Leighton’s property development revenue increased from $274.8 million to $365.3 million.
The building and property development division work in hand was down by 9% to $1.0 billion, which King said was due to the group remaining selective in pursuing building work.
King said building and property activity levels should remain similar to last year, driven in part by Leighton Properties’ property portfolio, which is now its best ever in terms of quality and size.
“The portfolio underwrites property development activities for the next few years and should continue to generate good levels of construction work for the Group.

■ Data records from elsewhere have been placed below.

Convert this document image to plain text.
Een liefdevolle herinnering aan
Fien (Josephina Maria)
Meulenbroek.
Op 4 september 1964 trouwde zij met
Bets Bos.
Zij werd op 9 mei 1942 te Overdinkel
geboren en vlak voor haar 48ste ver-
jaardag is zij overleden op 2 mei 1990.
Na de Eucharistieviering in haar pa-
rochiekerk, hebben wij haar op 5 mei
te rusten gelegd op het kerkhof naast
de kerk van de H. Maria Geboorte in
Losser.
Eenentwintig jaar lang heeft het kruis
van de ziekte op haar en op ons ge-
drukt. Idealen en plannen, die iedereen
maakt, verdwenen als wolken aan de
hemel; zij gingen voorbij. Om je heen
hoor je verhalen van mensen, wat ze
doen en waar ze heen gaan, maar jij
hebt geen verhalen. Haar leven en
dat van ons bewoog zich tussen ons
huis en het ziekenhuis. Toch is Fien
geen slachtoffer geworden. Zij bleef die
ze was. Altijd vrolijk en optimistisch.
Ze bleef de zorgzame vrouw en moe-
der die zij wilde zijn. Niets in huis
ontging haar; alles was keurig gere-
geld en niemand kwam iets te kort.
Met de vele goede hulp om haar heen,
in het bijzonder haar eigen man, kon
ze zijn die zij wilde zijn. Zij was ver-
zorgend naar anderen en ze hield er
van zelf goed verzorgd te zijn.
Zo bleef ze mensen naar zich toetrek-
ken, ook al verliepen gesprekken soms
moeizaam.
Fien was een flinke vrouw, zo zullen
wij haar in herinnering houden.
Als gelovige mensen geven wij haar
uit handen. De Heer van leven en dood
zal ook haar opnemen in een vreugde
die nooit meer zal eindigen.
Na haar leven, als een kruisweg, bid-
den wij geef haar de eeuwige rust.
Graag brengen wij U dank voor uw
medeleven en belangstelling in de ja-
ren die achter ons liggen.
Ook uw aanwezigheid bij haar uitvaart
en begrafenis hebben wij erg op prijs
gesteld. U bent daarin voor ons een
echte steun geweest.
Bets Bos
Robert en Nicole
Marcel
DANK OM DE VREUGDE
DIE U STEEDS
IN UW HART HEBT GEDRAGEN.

“An increased contribution is expected from the Asian operations, based primarily on a number of large infrastructure and building projects in Hong Kong, construction of casinos in Macau, coal mining in Indonesia, and new work in the emerging markets of India and the Gulf Region,” King said.
He added the group is also in the final round of negotiations to manage the construction of PBL/Melco’s City of Dreams project in Macau, expected to be worth more than $US 1 billion.
“PBL/Melco’s decision should be finalised in the next week.
“India’s economy is growing extremely strongly and the Group is targeting tollroad, industrial building, contract mining and resources related infrastructure opportunities. The oil induced boom in the Gulf States is fuelling substantial investment in property and infrastructure, which should also provide a number of selected opportunities,” he added.
King said the group has a record level of work in hand and the prospect of maintaining work at similar levels given the construction and resources opportunities still emerging in Australia, and the broad range of prospects in Asia.
“This workload is expected to translate into revenue of more than $11 billion in 2006/07 and the directors are confident of reporting a strong profit increase for the year,” he added.
Currently, Leighton’s balance sheet remains very strong with total assets of $3.8 billion, net assets of $1.1 billion and cash net of borrowings of $618 million
Over the 12 months, the return on shareholders’ funds averaged 27.7% for the year compared to 24.8% last year.
In the year ahead, Leighton expects to increase its profit by at least 15%.
Leighton has declared a final dividend of 41 cents per share, franked to 50%. The directors will also bring the full year ordinary dividend to a total of 66 cents per share up 32% from 50 cents per share last year.
Leighton shares closed 54 cents higher at $17.95.